* Article paru sur le blog du Centre Pleine Lune, le 2 juin 2015
Les hôpitaux existent depuis 200 ans. Or, les femmes accouchaient bien avant leur création. Aujourd’hui au Québec, 98% des accouchements se font en milieu hospitalier. La culture médicale s’est imposée comme seule voie dans le domaine de la naissance, et ce, avec une telle autorité que la rupture est totale avec la façon dont nos ancêtres donnaient naissance. C’est pourtant aussi grâce à eux que nous avons survécu, eux qui passaient par ces mêmes processus physiologiques avec leurs ressources, leurs savoirs et leurs connaissances.

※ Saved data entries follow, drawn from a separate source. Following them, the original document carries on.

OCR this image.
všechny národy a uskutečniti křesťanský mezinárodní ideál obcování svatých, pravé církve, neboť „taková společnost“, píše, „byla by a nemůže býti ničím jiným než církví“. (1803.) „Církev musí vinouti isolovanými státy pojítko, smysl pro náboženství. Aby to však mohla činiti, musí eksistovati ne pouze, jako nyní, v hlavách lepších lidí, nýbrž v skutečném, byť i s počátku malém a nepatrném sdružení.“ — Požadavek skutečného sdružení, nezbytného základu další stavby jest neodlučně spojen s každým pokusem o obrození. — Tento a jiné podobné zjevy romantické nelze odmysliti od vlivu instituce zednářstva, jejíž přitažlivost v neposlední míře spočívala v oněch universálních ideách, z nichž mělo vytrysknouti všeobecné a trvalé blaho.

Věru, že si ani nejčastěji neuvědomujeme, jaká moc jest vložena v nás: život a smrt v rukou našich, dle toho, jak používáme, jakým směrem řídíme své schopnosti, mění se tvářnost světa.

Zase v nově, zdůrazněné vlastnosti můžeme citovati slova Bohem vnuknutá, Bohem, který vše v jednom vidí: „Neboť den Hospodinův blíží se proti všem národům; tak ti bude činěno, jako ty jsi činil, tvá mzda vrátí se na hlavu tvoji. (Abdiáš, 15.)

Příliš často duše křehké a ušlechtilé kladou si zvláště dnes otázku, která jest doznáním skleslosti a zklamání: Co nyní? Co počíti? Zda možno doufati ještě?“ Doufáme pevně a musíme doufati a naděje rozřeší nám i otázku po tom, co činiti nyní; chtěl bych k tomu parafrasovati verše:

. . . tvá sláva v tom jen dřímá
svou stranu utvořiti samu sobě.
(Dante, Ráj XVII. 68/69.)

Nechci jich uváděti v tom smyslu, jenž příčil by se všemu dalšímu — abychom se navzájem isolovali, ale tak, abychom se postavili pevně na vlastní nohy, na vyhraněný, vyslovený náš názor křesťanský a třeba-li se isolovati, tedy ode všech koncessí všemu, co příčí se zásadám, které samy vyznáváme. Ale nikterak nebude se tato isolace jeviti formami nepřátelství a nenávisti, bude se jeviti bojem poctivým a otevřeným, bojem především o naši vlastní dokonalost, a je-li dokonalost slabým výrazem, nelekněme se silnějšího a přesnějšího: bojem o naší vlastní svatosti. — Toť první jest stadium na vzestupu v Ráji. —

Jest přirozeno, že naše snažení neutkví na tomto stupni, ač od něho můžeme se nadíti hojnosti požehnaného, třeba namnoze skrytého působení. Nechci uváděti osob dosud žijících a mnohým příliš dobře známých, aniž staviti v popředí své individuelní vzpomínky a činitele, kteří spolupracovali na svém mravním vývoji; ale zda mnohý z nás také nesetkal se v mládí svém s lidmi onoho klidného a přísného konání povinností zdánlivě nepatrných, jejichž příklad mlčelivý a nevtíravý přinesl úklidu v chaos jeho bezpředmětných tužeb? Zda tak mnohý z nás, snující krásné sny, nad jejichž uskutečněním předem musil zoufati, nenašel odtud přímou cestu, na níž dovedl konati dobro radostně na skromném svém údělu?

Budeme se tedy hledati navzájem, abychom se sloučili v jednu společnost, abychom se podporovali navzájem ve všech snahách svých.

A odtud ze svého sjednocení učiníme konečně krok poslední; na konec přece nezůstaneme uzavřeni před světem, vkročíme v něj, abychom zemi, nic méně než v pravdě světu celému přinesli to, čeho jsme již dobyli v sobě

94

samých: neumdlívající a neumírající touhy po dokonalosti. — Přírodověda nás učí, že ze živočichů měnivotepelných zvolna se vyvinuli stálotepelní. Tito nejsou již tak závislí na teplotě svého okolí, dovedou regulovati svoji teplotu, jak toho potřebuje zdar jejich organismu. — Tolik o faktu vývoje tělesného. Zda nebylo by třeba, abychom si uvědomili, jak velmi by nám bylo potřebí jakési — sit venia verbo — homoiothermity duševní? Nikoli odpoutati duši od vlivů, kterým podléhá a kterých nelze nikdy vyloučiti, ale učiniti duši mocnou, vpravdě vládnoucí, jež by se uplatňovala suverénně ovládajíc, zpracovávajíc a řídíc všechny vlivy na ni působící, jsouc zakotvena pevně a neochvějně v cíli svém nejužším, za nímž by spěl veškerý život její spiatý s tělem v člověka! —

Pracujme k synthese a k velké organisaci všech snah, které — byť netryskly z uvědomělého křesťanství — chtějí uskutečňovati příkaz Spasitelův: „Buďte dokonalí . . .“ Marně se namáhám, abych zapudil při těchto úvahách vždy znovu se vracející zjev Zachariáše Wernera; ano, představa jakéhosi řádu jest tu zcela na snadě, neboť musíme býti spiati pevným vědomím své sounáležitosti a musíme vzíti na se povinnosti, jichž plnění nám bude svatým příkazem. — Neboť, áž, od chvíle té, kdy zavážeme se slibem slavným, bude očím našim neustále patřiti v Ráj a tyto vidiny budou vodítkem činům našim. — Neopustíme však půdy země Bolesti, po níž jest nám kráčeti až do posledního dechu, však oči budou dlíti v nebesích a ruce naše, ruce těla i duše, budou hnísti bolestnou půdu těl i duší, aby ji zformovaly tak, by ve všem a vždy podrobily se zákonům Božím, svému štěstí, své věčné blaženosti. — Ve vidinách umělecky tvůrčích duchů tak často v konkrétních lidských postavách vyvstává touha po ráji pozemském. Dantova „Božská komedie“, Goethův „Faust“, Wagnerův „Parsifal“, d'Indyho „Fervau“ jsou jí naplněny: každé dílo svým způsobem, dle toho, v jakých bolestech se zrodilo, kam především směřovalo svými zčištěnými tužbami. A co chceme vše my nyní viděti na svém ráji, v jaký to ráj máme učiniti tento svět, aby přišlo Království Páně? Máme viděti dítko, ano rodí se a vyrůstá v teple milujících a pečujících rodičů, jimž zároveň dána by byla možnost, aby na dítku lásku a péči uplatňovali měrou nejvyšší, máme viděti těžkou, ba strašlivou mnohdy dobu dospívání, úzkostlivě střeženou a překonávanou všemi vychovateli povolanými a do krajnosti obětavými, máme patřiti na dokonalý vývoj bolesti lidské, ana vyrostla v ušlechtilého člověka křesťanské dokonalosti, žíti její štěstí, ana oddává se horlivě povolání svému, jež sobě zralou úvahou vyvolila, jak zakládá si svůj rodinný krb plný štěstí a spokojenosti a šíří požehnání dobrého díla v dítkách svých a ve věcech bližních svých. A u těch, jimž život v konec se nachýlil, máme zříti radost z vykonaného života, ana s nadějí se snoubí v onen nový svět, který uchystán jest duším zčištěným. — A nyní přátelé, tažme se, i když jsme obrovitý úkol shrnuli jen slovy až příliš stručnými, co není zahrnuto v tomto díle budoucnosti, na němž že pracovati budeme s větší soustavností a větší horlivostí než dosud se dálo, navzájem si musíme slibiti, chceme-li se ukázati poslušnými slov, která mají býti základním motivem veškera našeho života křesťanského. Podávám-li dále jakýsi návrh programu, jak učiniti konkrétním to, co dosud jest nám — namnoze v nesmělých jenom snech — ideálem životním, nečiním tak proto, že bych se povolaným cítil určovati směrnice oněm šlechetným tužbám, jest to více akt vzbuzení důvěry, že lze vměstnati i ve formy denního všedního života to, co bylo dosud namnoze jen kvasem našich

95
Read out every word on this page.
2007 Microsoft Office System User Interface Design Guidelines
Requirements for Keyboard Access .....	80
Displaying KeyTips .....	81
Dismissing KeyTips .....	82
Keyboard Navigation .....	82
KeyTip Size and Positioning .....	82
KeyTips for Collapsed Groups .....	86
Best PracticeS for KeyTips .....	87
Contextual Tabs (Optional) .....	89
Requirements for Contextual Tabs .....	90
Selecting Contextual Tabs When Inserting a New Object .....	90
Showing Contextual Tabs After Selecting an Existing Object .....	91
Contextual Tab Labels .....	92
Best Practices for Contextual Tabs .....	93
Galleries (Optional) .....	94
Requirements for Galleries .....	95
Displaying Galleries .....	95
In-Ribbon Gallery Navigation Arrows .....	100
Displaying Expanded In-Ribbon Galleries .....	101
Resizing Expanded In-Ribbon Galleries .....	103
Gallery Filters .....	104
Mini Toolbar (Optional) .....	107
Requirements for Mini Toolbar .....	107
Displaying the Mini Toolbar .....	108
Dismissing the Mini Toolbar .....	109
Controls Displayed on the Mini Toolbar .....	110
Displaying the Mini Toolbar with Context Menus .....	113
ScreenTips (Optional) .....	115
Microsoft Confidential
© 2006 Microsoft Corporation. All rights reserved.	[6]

Nous nous permettons aujourd’hui de poser des gestes et des interventions de façon routinière, qui interfèrent avec des processus physiologiques complexes riches de milliers d’années d’évolution, même si nous sommes pertinemment conscients de ne pas maîtriser tous les mécanismes en cours, ni toutes les conséquences possibles. Nous ignorons donc une partie de la portée de nos actions, souvent posées sur des accouchements eutociques, avec une telle légèreté, par simple protocole, sans raison précise, ni calcul de risques. Les habitudes sont malheureusement plus faciles à instaurer qu’à changer, même avec de solides preuves scientifiques à l’appui. J’aimerais mentionner que plusieurs interventions sont des découvertes et outils incroyables et qu’elles ont leur place dans certains accouchements difficiles, c’est-à-dire comme plans B. Ce texte se veut cependant une vision du plan A de la naissance.
La force de l’instinct
L’instinct peut être compris de plusieurs façons. Le Petit Robert nous donne la définition suivante : « [f]aculté naturelle de sentir, de pressentir, de deviner[1] ». Celui dont je veux parler est différent, beaucoup moins subtil, plus brut. Il s’agit de cette « [t]endance innée à des actes déterminés, exécutés parfaitement sans expérience préalable et subordonnés à des conditions de milieu[2] ». En d’autres mots, cet instinct est un comportement puissant qui s’exécute sans apprentissage préalable, pourvu qu’on le laisse émerger. C’est bien de celui-ci dont il est question quand Michel Odent nous propose de renouer avec notre côté « mammifère[3] », ceux avec qui nous partageons la majeure partie des étapes de l’accouchement.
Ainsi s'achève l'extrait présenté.